This topic discusses the load balancing and routing requests from Studio nodes to the Dgraph nodes in Oracle Big Data Discovery.
Depending on your deployment strategy, to the external clients, the entry point of contact with the on-premise deployment of the Big Data Discovery cluster could be either any Studio-hosting node in the cluster, or an external load balancer configured in front of Studio instances.
If you use an external load balancer, it receives all requests and distributes them across all of the nodes in the Big Data Discovery cluster deployment that host the Studio application. Once a request is received from a Studio node, it is routed by BDD to the appropriate Dgraph node.
If you don't use an external load balancer, external requests can be sent to any Studio node. They are then load-balanced between the nodes hosting the Dgraph.
The Big Data Discovery cluster automatically directs requests to the subset of the cluster nodes hosting the Dgraph instances.

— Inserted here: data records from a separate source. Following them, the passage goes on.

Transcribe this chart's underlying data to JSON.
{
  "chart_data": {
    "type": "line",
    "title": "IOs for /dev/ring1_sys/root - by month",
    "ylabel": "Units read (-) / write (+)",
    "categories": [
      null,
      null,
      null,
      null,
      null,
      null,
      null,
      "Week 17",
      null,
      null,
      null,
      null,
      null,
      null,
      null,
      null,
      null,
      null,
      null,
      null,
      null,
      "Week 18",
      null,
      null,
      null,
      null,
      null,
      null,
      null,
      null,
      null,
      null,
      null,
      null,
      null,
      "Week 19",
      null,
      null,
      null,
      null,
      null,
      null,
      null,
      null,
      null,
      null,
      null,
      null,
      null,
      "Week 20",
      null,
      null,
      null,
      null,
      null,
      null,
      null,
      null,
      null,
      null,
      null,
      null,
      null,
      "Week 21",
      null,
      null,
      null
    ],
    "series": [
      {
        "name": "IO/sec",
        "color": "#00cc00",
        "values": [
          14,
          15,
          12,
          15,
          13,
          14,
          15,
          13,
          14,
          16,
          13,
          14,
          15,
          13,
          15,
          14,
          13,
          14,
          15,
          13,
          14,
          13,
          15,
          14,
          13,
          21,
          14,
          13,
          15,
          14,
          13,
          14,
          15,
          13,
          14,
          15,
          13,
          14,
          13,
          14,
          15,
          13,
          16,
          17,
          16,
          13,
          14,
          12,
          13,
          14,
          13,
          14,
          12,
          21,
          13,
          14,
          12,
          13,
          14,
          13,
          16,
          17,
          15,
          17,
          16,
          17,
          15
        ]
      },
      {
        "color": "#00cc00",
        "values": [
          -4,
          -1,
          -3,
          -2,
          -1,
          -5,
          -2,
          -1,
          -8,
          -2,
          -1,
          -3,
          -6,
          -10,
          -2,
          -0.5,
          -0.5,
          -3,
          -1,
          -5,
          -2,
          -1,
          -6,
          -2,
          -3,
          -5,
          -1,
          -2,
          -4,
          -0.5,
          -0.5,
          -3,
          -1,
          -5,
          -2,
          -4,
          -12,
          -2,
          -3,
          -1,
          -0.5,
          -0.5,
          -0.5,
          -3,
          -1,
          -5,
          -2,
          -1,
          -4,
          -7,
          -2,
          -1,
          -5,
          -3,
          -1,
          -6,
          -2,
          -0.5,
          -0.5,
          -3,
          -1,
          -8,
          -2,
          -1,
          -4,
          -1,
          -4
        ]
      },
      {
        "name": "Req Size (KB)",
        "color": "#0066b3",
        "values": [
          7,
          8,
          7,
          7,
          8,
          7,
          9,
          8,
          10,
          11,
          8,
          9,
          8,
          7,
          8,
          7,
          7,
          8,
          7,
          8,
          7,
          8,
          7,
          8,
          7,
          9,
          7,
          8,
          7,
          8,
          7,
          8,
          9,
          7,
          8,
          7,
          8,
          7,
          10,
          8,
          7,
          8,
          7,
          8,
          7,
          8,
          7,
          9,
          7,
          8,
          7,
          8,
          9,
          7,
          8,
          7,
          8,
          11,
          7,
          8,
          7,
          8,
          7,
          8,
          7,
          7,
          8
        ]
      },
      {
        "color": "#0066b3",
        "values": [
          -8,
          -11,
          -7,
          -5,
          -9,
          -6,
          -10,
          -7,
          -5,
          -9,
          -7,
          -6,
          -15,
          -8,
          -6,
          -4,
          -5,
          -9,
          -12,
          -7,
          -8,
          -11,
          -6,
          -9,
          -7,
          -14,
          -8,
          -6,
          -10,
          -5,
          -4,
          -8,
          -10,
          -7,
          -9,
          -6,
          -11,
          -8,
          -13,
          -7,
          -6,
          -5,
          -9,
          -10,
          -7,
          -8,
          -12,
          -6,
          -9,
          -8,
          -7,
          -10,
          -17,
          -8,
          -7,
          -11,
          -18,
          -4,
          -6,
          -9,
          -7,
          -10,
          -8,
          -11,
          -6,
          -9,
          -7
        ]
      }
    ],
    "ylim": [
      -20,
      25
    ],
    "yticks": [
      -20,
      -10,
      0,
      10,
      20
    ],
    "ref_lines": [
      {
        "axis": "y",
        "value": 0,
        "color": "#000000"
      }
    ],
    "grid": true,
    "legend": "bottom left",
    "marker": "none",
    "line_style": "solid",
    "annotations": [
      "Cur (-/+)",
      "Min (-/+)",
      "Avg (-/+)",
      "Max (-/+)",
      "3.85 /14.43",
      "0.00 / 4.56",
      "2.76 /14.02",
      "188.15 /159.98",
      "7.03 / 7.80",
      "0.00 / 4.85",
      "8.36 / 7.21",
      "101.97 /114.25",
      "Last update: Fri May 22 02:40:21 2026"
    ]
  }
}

Requests are submitted from either Studio or Data Processing to any Dgraph Gateway instance in the cluster, which in turn routes them to an appropriate Dgraph node. For example, an update request (such as a data loading request or a configuration update) is routed to the leader Dgraph for the Dgraph database that needs to be updated. Non-updating requests can be routed to any available Dgraph node. These are load-balanced between the Dgraph nodes using a round-robin algorithm.
The BDD cluster utilizes session affinity for all requests arriving from Studio to the Dgraph, by relying on the session ID in the header of each Studio request. Requests from the same session ID are always routed to the same Dgraph node in the cluster. This improves query processing performance by efficiently utilizing the Dgraph cache, and improves performance of caching for Studio's views.